I covered this a bit in part 1 on efficient quadtrees, but reducing memory use is often the key to speed these days since our processors are so fast once you get the data into, say, L1 or a register, but DRAM access is relatively so, so slow. We have so precious little fast memory still even if we have an insane amount of slow memory.

I think I'm kind of lucky starting off at a time when we had to be very frugal with memory use (though not as much as the people before me), where even a megabyte of DRAM was considered amazing. Some of the things I learned back then and habits I picked up (even though I'm far from an expert) coincidentally aligns with performance. Some of it I've had to discard as bad habits which are counter-productive these days and I've learned to embrace waste in areas where it doesn't matter. A combination of the profiler and tight deadlines helps keep me productive and not end up with priorities that are too out of whack.

So one general piece of advice I'd offer on efficiency in general, not just spatial indexes used for collision detection, is watch that memory use. If it's explosive, chances are that the solution won't be very efficient. Of course there's a grey zone where using a bit more memory for a data structure can substantially reduce processing to the point where it's beneficial only considering speed, but a lot of times reducing the amount of memory required for data structures, especially the "hot memory" that is accessed repeatedly, can translate quite proportionally to a speed improvement. All the least efficient spatial indexes I encountered in my career were the most explosive in memory use.
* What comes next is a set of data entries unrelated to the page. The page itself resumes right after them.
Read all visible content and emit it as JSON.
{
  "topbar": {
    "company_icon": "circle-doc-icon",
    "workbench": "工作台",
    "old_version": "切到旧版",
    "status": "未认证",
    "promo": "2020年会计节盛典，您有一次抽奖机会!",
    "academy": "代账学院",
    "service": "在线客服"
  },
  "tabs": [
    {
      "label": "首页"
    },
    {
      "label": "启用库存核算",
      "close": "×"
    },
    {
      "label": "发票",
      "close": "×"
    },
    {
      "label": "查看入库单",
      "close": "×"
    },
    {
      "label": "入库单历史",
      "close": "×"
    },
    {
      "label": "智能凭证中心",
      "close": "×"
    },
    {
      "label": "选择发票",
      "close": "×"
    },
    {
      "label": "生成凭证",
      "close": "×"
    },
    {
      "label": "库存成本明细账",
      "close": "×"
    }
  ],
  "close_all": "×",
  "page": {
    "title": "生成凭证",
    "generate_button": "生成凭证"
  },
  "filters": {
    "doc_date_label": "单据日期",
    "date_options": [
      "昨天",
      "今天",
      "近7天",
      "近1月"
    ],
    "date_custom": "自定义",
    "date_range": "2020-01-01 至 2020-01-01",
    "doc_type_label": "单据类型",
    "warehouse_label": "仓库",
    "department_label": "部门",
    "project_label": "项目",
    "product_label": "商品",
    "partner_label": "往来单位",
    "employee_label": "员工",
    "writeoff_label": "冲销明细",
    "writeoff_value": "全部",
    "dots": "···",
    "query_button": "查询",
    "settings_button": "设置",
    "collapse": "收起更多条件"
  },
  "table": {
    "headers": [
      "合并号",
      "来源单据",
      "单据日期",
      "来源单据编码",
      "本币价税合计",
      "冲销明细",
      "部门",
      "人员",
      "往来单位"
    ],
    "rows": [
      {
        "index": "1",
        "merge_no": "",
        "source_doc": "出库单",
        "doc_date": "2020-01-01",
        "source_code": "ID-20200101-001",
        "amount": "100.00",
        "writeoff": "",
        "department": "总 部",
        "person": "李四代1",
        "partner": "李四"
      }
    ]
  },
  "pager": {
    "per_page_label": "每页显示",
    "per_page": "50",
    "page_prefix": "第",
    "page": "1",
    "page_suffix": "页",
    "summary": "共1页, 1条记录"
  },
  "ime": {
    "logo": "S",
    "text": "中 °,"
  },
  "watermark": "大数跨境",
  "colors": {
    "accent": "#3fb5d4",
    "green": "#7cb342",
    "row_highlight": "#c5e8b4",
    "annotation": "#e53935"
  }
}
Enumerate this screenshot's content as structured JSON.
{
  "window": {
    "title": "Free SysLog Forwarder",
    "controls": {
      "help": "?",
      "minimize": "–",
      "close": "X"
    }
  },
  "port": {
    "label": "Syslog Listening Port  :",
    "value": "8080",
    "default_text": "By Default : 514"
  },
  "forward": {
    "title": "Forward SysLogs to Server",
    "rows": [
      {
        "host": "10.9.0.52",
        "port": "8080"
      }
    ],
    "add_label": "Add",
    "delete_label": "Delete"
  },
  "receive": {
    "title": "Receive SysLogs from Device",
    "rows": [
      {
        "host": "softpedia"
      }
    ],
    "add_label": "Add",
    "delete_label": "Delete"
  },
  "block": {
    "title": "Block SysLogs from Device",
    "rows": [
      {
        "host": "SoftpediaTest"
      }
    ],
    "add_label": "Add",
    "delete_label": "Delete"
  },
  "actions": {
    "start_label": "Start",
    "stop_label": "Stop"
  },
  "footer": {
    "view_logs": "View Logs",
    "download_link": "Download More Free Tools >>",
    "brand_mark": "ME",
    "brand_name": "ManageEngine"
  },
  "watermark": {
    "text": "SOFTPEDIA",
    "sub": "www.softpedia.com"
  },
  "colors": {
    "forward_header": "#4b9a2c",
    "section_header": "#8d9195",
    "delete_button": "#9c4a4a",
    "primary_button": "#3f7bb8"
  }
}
It's helpful to look at the amount of data you need to store and calculate, at least roughly, how much memory it should ideally require. Then compare it to how much you actually require. If the two are worlds apart, then you'll likely get a decent boost trimming down the memory use because that'll often translate to less time loading chunks of memory from the slower forms of memory in the memory hierarchy.